Study Identifies Molecular Targets in Chemo-Resistant Germ Cell Tumors

January 23, 2016

A study found that about half of advanced germ cell tumor patients with platinum-resistant or -refractory disease harbor potentially actionable mutations.

A sequencing study found that about half of advanced germ cell tumor (GCT) patients with platinum-resistant or -refractory disease harbor potentially actionable mutations. Results of this study were presented at the 2016 American Society of Clinical Oncology (ASCO) Genitourinary Cancers Symposium, held January 7–9 in San Francisco (abstract 473).

Most patients with metastatic GCTs will be cured with platinum-based chemotherapy, but about 20% to 30% will have refractory or resistant disease requiring salvage chemotherapy and additional surgery. Mortality in these patients approaches 50%.

“This provides an opportunity to fulfill an unmet need and incorporate biology into the treatment of these patients, and identify novel therapies for patients with resistant or refractory disease,” said Aditya Bagrodia, MD, of Memorial Sloan Kettering Cancer Center in New York, who presented the new study.

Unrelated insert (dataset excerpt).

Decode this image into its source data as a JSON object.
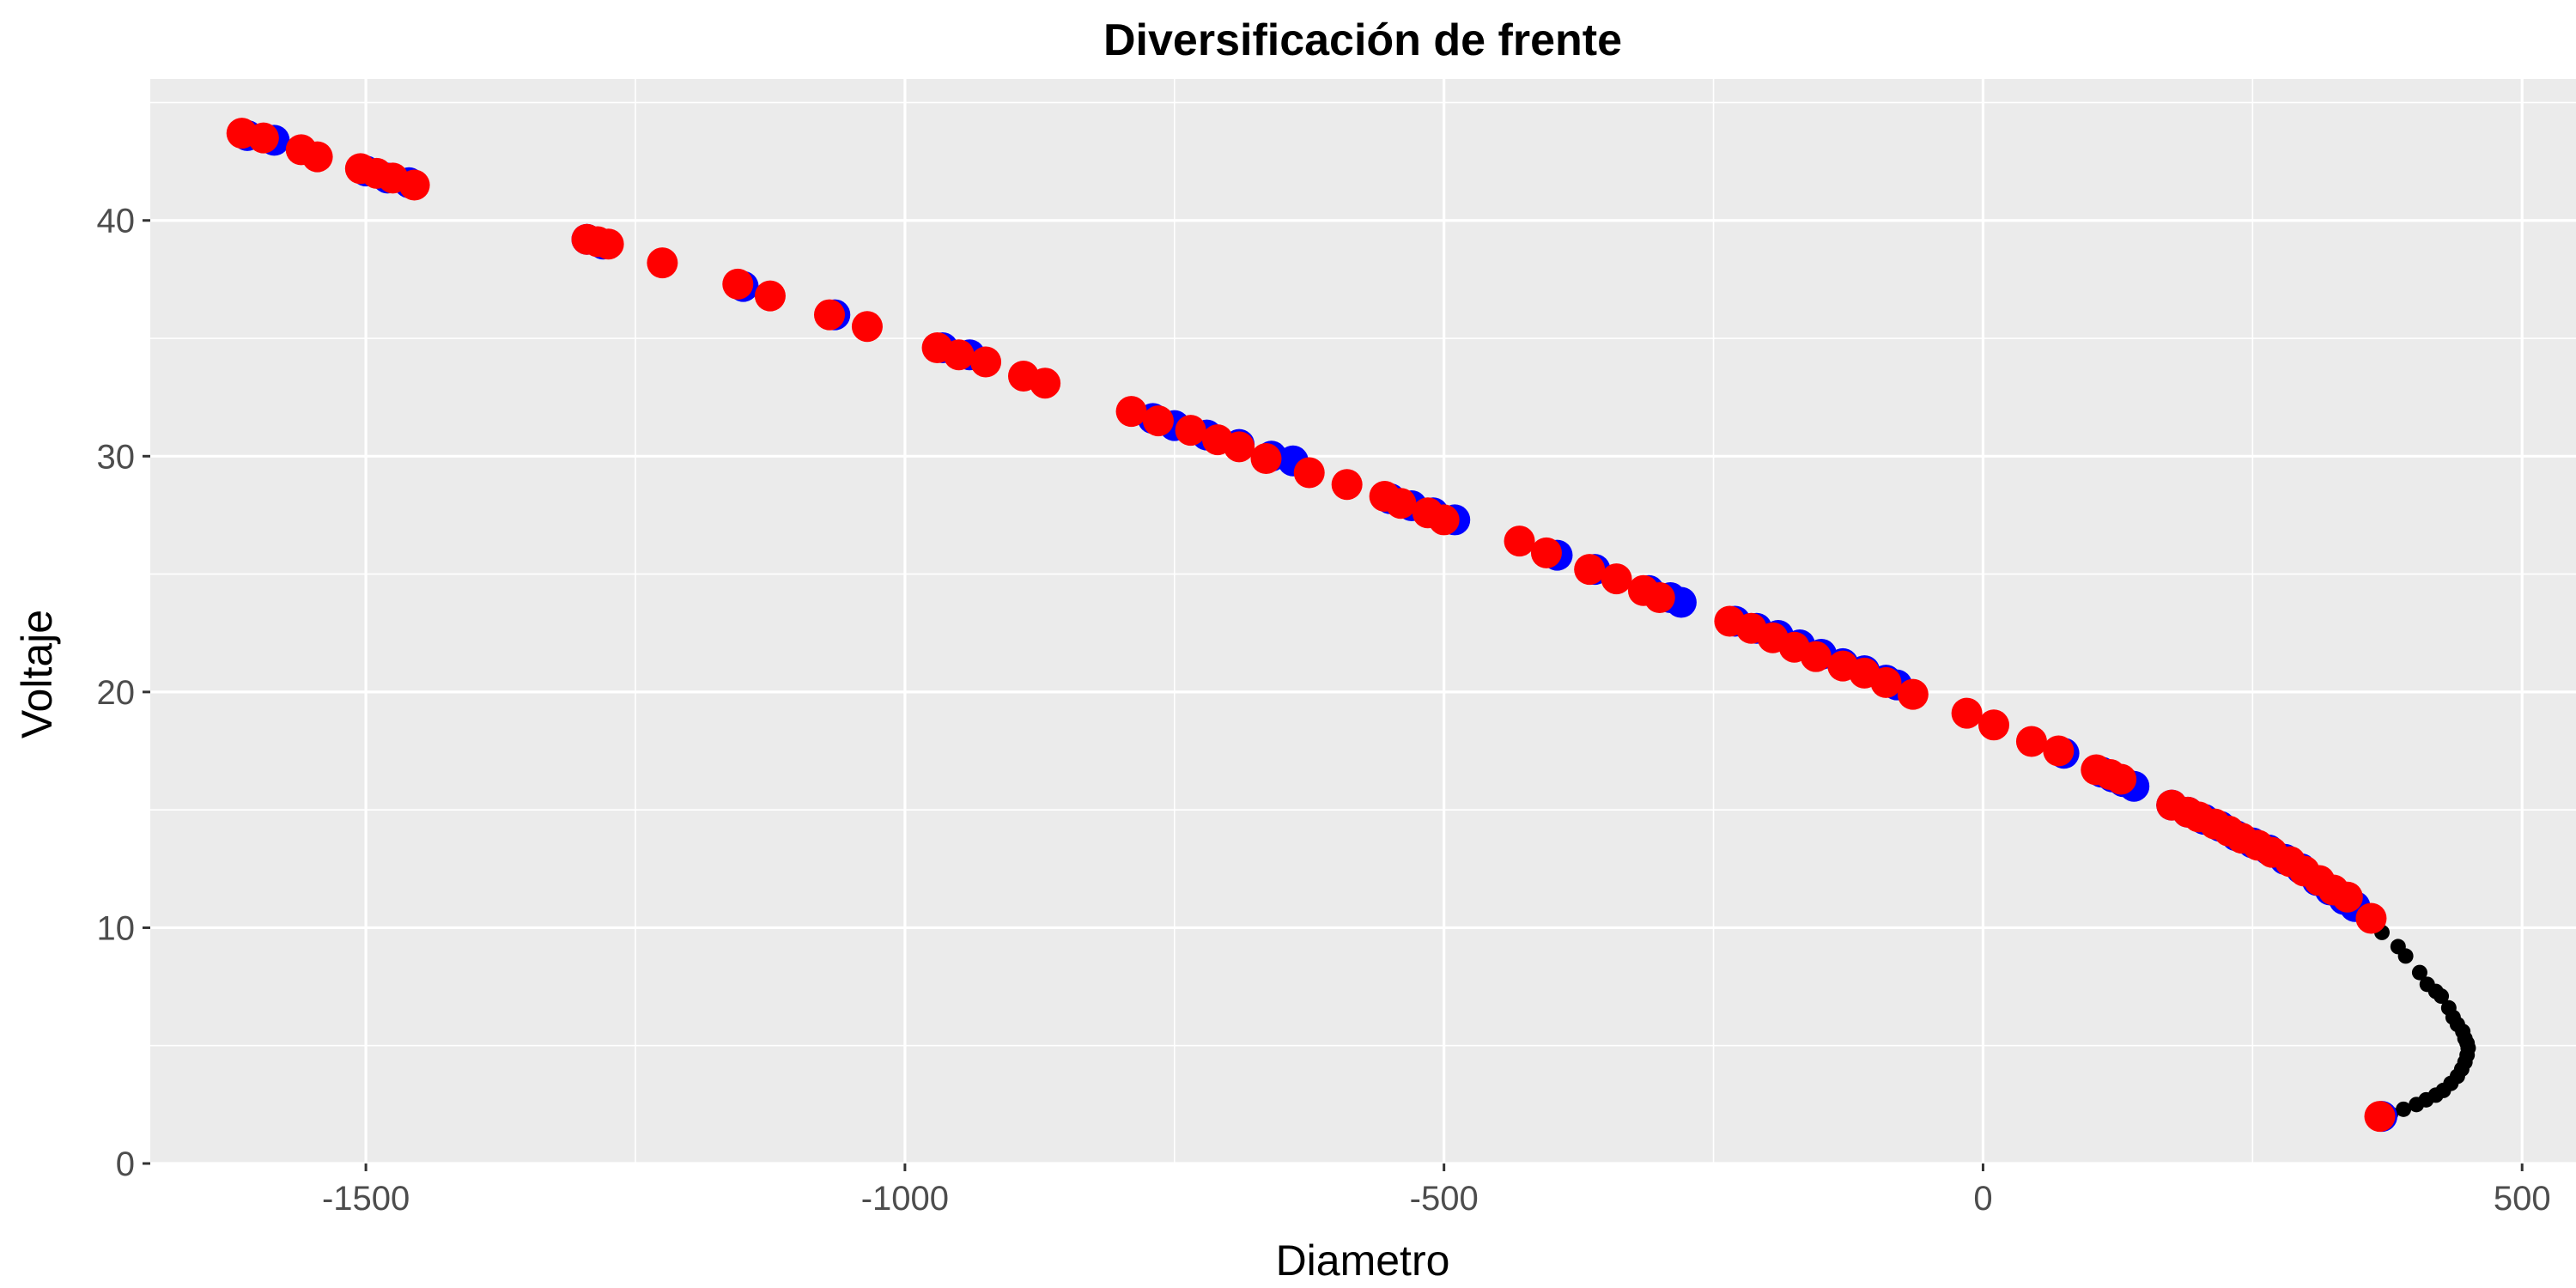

The researchers used whole-exome sequencing and another sequencing protocol known as the Memorial Sloan Kettering Integrated Mutation Profiling of Actionable Cancer Targets (MSK IMPACT) on a total of 120 patients; Bagrodia focused on the 76 patients with resistant disease. The mean age of these patients was 29.44 years; most (84%) had non-seminoma GCTs, and most tumor samples (65.8%) were collected after chemotherapy administration.

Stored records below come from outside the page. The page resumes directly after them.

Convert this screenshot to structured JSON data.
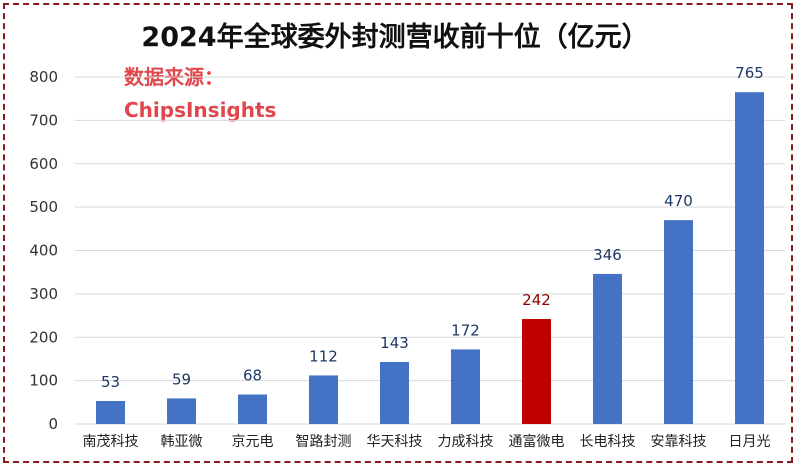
{
  "chart_data": {
    "type": "bar",
    "title": "2024年全球委外封测营收前十位（亿元）",
    "source_line1": "数据来源：",
    "source_line2": "ChipsInsights",
    "categories": [
      "南茂科技",
      "韩亚微",
      "京元电",
      "智路封测",
      "华天科技",
      "力成科技",
      "通富微电",
      "长电科技",
      "安靠科技",
      "日月光"
    ],
    "values": [
      53,
      59,
      68,
      112,
      143,
      172,
      242,
      346,
      470,
      765
    ],
    "ylim": [
      0,
      800
    ],
    "yticks": [
      0,
      100,
      200,
      300,
      400,
      500,
      600,
      700,
      800
    ],
    "grid": true,
    "legend": "none",
    "bar_color": "#4472c4",
    "highlight_index": 6,
    "highlight_color": "#c00000",
    "label_color": "#1f3864",
    "highlight_label_color": "#8b0000",
    "source_color": "#e0474c"
  }
}
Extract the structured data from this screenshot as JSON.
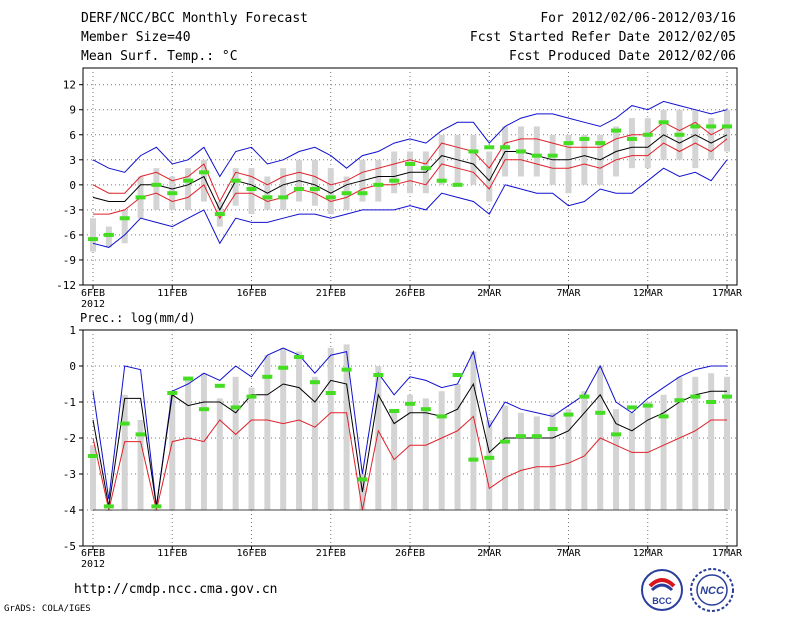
{
  "header": {
    "title": "DERF/NCC/BCC Monthly Forecast",
    "member_size": "Member Size=40",
    "variable": "Mean Surf. Temp.: °C",
    "period": "For 2012/02/06-2012/03/16",
    "refer_date": "Fcst Started Refer Date 2012/02/05",
    "produced_date": "Fcst Produced Date 2012/02/06"
  },
  "footer": {
    "url": "http://cmdp.ncc.cma.gov.cn",
    "credit": "GrADS: COLA/IGES",
    "logo1_text": "BCC",
    "logo2_text": "NCC"
  },
  "colors": {
    "mean_line": "#000000",
    "spread_line": "#e0202a",
    "extreme_line": "#1010d0",
    "box": "#d4d4d4",
    "median": "#44dd22",
    "grid": "#777777"
  },
  "chart_data": [
    {
      "type": "line",
      "name": "temperature",
      "ylabel": "Mean Surf. Temp.: °C",
      "ylim": [
        -12,
        14
      ],
      "yticks": [
        12,
        9,
        6,
        3,
        0,
        -3,
        -6,
        -9,
        -12
      ],
      "x_tick_labels": [
        "6FEB",
        "11FEB",
        "16FEB",
        "21FEB",
        "26FEB",
        "2MAR",
        "7MAR",
        "12MAR",
        "17MAR"
      ],
      "year_label": "2012",
      "x_tick_days": [
        0,
        5,
        10,
        15,
        20,
        25,
        30,
        35,
        40
      ],
      "days": 40,
      "series": [
        {
          "name": "ensemble max",
          "color": "#1010d0",
          "values": [
            3.0,
            2.0,
            1.5,
            3.5,
            4.5,
            2.5,
            3.0,
            4.5,
            1.0,
            4.0,
            4.5,
            2.5,
            3.0,
            4.0,
            4.5,
            3.5,
            2.0,
            3.5,
            4.0,
            5.0,
            5.5,
            5.0,
            6.5,
            7.5,
            7.5,
            5.0,
            7.0,
            8.0,
            8.5,
            8.5,
            8.0,
            7.5,
            7.0,
            8.0,
            9.5,
            9.0,
            10.0,
            9.5,
            9.0,
            8.5,
            9.0
          ]
        },
        {
          "name": "mean + spread",
          "color": "#e0202a",
          "values": [
            0.0,
            -1.0,
            -1.0,
            1.0,
            1.5,
            0.5,
            1.0,
            2.5,
            -2.0,
            1.5,
            1.0,
            0.0,
            1.0,
            1.5,
            1.0,
            0.0,
            0.5,
            1.5,
            2.0,
            2.5,
            3.0,
            2.5,
            5.0,
            4.5,
            4.0,
            2.0,
            5.0,
            5.5,
            5.5,
            5.0,
            4.5,
            4.5,
            4.5,
            5.5,
            6.0,
            6.0,
            7.5,
            6.5,
            7.5,
            6.0,
            7.0
          ]
        },
        {
          "name": "ensemble mean",
          "color": "#000000",
          "values": [
            -1.5,
            -2.0,
            -2.0,
            0.0,
            0.0,
            -0.5,
            0.0,
            1.0,
            -3.0,
            0.5,
            0.0,
            -1.0,
            0.0,
            0.5,
            0.0,
            -1.0,
            0.0,
            0.5,
            1.0,
            1.0,
            1.5,
            1.5,
            3.5,
            3.0,
            2.5,
            0.5,
            4.0,
            4.0,
            3.5,
            3.0,
            3.0,
            3.5,
            3.0,
            4.0,
            4.5,
            4.5,
            6.0,
            5.0,
            6.0,
            5.0,
            6.0
          ]
        },
        {
          "name": "mean - spread",
          "color": "#e0202a",
          "values": [
            -3.5,
            -3.5,
            -3.0,
            -1.5,
            -1.0,
            -2.0,
            -1.5,
            0.0,
            -4.0,
            -1.0,
            -1.0,
            -2.0,
            -1.5,
            -0.5,
            -1.0,
            -2.0,
            -1.5,
            -0.5,
            0.0,
            0.0,
            0.5,
            0.0,
            2.5,
            2.0,
            1.5,
            -0.5,
            3.0,
            3.0,
            2.5,
            2.0,
            2.0,
            2.5,
            2.0,
            3.0,
            3.5,
            3.5,
            5.0,
            4.0,
            5.0,
            4.0,
            5.5
          ]
        },
        {
          "name": "ensemble min",
          "color": "#1010d0",
          "values": [
            -7.0,
            -7.5,
            -6.0,
            -4.0,
            -4.5,
            -5.0,
            -4.0,
            -3.0,
            -7.0,
            -4.0,
            -4.5,
            -4.5,
            -4.0,
            -3.5,
            -3.5,
            -4.0,
            -3.5,
            -3.0,
            -3.0,
            -3.0,
            -2.5,
            -3.0,
            -1.0,
            -1.5,
            -2.0,
            -3.5,
            0.0,
            -0.5,
            -1.0,
            -1.0,
            -2.5,
            -2.0,
            -0.5,
            -1.0,
            -1.0,
            0.5,
            2.0,
            1.0,
            1.5,
            0.5,
            3.0
          ]
        }
      ],
      "box_low": [
        -8,
        -7.5,
        -7,
        -4,
        -3,
        -3,
        -3,
        -2,
        -5,
        -2.5,
        -3.5,
        -3,
        -3,
        -2,
        -2.5,
        -3.5,
        -3,
        -2,
        -2,
        -1,
        -1,
        -1,
        0,
        0,
        0,
        -2,
        1,
        1,
        1,
        0,
        -1,
        0,
        0,
        1,
        2,
        2,
        3,
        3,
        2,
        3,
        4
      ],
      "box_high": [
        -4,
        -5,
        -3,
        1,
        2,
        1,
        2,
        3,
        -2,
        2,
        2,
        1,
        2,
        3,
        3,
        2,
        1,
        3,
        3,
        4,
        4,
        4,
        6,
        6,
        6,
        4,
        7,
        7,
        7,
        6,
        6,
        6,
        6,
        7,
        8,
        8,
        9,
        9,
        9,
        8,
        9
      ],
      "median": [
        -6.5,
        -6,
        -4,
        -1.5,
        0,
        -1,
        0.5,
        1.5,
        -3.5,
        0.5,
        -0.5,
        -1.5,
        -1.5,
        -0.5,
        -0.5,
        -1.5,
        -1,
        -1,
        0,
        0.5,
        2.5,
        2,
        0.5,
        0,
        4,
        4.5,
        4.5,
        4,
        3.5,
        3.5,
        5,
        5.5,
        5,
        6.5,
        5.5,
        6,
        7.5,
        6,
        7,
        7,
        7
      ]
    },
    {
      "type": "line",
      "name": "precipitation",
      "ylabel": "Prec.: log(mm/d)",
      "ylim": [
        -5,
        1
      ],
      "yticks": [
        1,
        0,
        -1,
        -2,
        -3,
        -4,
        -5
      ],
      "x_tick_labels": [
        "6FEB",
        "11FEB",
        "16FEB",
        "21FEB",
        "26FEB",
        "2MAR",
        "7MAR",
        "12MAR",
        "17MAR"
      ],
      "year_label": "2012",
      "x_tick_days": [
        0,
        5,
        10,
        15,
        20,
        25,
        30,
        35,
        40
      ],
      "days": 40,
      "series": [
        {
          "name": "ensemble max",
          "color": "#1010d0",
          "values": [
            -0.7,
            -3.7,
            0.0,
            -0.1,
            -3.9,
            -0.7,
            -0.5,
            -0.2,
            -0.4,
            0.0,
            -0.3,
            0.3,
            0.5,
            0.3,
            -0.2,
            0.3,
            0.4,
            -3.0,
            -0.2,
            -0.8,
            -0.3,
            -0.4,
            -0.6,
            -0.5,
            0.4,
            -1.7,
            -1.0,
            -1.2,
            -1.3,
            -1.4,
            -1.1,
            -0.8,
            0.0,
            -1.0,
            -1.3,
            -0.9,
            -0.6,
            -0.3,
            -0.1,
            0.0,
            0.0
          ]
        },
        {
          "name": "ensemble mean",
          "color": "#000000",
          "values": [
            -1.5,
            -3.9,
            -0.9,
            -0.9,
            -3.9,
            -0.8,
            -1.1,
            -1.0,
            -1.0,
            -1.3,
            -0.8,
            -0.8,
            -0.5,
            -0.6,
            -1.0,
            -0.4,
            -0.5,
            -3.5,
            -0.8,
            -1.6,
            -1.3,
            -1.3,
            -1.4,
            -1.2,
            -0.5,
            -2.4,
            -2.0,
            -2.0,
            -2.0,
            -2.0,
            -1.8,
            -1.3,
            -0.8,
            -1.6,
            -1.8,
            -1.5,
            -1.3,
            -1.0,
            -0.8,
            -0.7,
            -0.7
          ]
        },
        {
          "name": "mean - spread",
          "color": "#e0202a",
          "values": [
            -2.0,
            -4.0,
            -2.1,
            -2.1,
            -4.0,
            -2.1,
            -2.0,
            -2.1,
            -1.5,
            -1.9,
            -1.5,
            -1.5,
            -1.6,
            -1.5,
            -1.7,
            -1.3,
            -1.3,
            -4.0,
            -1.8,
            -2.6,
            -2.2,
            -2.2,
            -2.0,
            -1.8,
            -1.4,
            -3.4,
            -3.1,
            -2.9,
            -2.8,
            -2.8,
            -2.7,
            -2.5,
            -2.0,
            -2.2,
            -2.4,
            -2.4,
            -2.2,
            -2.0,
            -1.8,
            -1.5,
            -1.5
          ]
        },
        {
          "name": "lower bound",
          "color": "#e0202a",
          "values": [
            -4.0,
            -4.0,
            -4.0,
            -4.0,
            -4.0,
            -4.0,
            -4.0,
            -4.0,
            -4.0,
            -4.0,
            -4.0,
            -4.0,
            -4.0,
            -4.0,
            -4.0,
            -4.0,
            -4.0,
            -4.0,
            -4.0,
            -4.0,
            -4.0,
            -4.0,
            -4.0,
            -4.0,
            -4.0,
            -4.0,
            -4.0,
            -4.0,
            -4.0,
            -4.0,
            -4.0,
            -4.0,
            -4.0,
            -4.0,
            -4.0,
            -4.0,
            -4.0,
            -4.0,
            -4.0,
            -4.0,
            -4.0
          ]
        },
        {
          "name": "lower bound (dark)",
          "color": "#444444",
          "values": [
            -4.0,
            -4.0,
            -4.0,
            -4.0,
            -4.0,
            -4.0,
            -4.0,
            -4.0,
            -4.0,
            -4.0,
            -4.0,
            -4.0,
            -4.0,
            -4.0,
            -4.0,
            -4.0,
            -4.0,
            -4.0,
            -4.0,
            -4.0,
            -4.0,
            -4.0,
            -4.0,
            -4.0,
            -4.0,
            -4.0,
            -4.0,
            -4.0,
            -4.0,
            -4.0,
            -4.0,
            -4.0,
            -4.0,
            -4.0,
            -4.0,
            -4.0,
            -4.0,
            -4.0,
            -4.0,
            -4.0,
            -4.0
          ]
        }
      ],
      "box_low": [
        -4,
        -4,
        -4,
        -4,
        -4,
        -4,
        -4,
        -4,
        -4,
        -4,
        -4,
        -4,
        -4,
        -4,
        -4,
        -4,
        -4,
        -4,
        -4,
        -4,
        -4,
        -4,
        -4,
        -4,
        -4,
        -4,
        -4,
        -4,
        -4,
        -4,
        -4,
        -4,
        -4,
        -4,
        -4,
        -4,
        -4,
        -4,
        -4,
        -4,
        -4
      ],
      "box_high": [
        -2.2,
        -4,
        -0.8,
        -1.5,
        -4,
        -0.7,
        -0.3,
        -0.2,
        -0.9,
        -0.3,
        -0.6,
        0.3,
        0.5,
        0.4,
        -0.3,
        0.5,
        0.6,
        -3,
        0,
        -1.2,
        -0.8,
        -0.9,
        -0.7,
        -0.5,
        0.4,
        -1.5,
        -1.1,
        -1.3,
        -1.4,
        -1.3,
        -1.2,
        -0.7,
        0.0,
        -1.2,
        -1.3,
        -1.0,
        -0.8,
        -0.3,
        -0.3,
        -0.2,
        -0.3
      ],
      "median": [
        -2.5,
        -3.9,
        -1.6,
        -1.9,
        -3.9,
        -0.75,
        -0.35,
        -1.2,
        -0.55,
        -1.15,
        -0.85,
        -0.3,
        -0.05,
        0.25,
        -0.45,
        -0.75,
        -0.1,
        -3.15,
        -0.25,
        -1.25,
        -1.05,
        -1.2,
        -1.4,
        -0.25,
        -2.6,
        -2.55,
        -2.1,
        -1.95,
        -1.95,
        -1.75,
        -1.35,
        -0.85,
        -1.3,
        -1.9,
        -1.15,
        -1.1,
        -1.4,
        -0.95,
        -0.85,
        -1.0,
        -0.85
      ]
    }
  ]
}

Resistant patients had a much higher rate of nonsynonymous mutations; 47% had at least one potentially actionable alteration.

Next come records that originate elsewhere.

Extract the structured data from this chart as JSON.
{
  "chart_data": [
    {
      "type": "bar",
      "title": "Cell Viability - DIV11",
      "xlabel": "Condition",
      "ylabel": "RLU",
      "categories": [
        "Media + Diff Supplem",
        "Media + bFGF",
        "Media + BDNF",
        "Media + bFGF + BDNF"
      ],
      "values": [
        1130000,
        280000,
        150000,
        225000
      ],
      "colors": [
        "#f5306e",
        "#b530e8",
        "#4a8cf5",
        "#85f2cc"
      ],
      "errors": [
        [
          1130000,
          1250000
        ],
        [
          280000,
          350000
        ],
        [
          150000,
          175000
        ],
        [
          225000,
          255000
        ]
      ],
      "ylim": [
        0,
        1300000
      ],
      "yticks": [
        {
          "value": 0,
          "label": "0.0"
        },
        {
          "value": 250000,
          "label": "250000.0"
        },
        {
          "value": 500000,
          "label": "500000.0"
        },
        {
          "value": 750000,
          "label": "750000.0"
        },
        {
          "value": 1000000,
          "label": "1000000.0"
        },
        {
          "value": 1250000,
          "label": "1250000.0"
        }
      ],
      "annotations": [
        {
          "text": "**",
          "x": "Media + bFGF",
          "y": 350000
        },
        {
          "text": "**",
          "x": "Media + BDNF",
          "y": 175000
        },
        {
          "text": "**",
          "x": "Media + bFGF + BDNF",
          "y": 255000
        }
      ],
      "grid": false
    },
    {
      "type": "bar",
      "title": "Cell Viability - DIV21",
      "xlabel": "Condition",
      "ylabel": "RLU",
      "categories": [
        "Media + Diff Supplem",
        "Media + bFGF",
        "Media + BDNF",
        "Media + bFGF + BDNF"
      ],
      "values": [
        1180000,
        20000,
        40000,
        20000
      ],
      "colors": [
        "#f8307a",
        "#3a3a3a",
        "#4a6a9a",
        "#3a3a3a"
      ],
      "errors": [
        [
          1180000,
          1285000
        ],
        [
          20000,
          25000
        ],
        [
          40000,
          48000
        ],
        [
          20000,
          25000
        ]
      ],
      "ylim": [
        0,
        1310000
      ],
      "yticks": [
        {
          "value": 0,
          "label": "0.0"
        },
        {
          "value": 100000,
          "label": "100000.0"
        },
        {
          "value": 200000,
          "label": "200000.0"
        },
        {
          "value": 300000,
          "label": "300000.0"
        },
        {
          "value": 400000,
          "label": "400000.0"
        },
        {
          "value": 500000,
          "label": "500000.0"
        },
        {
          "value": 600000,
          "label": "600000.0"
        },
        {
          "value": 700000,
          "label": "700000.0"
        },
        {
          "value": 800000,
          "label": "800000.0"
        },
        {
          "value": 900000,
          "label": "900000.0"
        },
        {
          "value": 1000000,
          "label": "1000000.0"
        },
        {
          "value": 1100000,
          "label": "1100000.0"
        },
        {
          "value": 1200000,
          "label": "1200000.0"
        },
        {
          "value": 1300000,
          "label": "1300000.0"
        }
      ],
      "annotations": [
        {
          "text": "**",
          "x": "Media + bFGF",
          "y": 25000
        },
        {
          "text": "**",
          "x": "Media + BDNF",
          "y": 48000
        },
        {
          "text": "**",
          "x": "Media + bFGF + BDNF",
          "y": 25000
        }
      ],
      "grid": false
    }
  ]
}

TP53/MDM2 alterations were found only in the resistant patients, in approximately 50%. Patients with wild-type TP53 had significantly longer progression-free survival than those with mutated TP53 (P < .001).

MDM2 amplifications were seen in 9.2% of the resistant patients; MDM2 functionally inactivates p53, Bagrodia said, and noted that there are currently seven MDM2 inhibitors in clinical trials.

MYCN amplification was found in 5.3% of the patients, which is associated with poor prognosis in neuroblastoma. KIT mutations also occurred in 5.3% of patients, which activates multiple tumor-associated pathways, including PI3K/AKT, RAS/MAPK, and JAK/STAT.

KRAS mutations were found in 12% of patients, NRAS mutations in 4%, and BRAF mutations in 4%. The study also reported six novel RAC1 mutations that have not previously been characterized.

“We have identified actionable mutations in a significant proportion of these patients with platinum-resistant GCTs, which may lead to individualized therapeutic options for these patients,” Bagrodia concluded.

The discussant for the session, Christian K. Kollmannsberger, MD, of the British Columbia Cancer Agency in Vancouver, said that this is one of the first reports looking in detail into potential targets for this relatively small population of refractory GCT patients.

“We know very little about molecular targets in GCTs,” he said. “We have a very high cure rate in GCTs, which is hindering broad drug development because the bar is very high. The ultimate expectation in GCT is still cure, something which most of the targeted therapies out there today are unlikely to achieve, and we may need to rethink our approach to refractory disease.”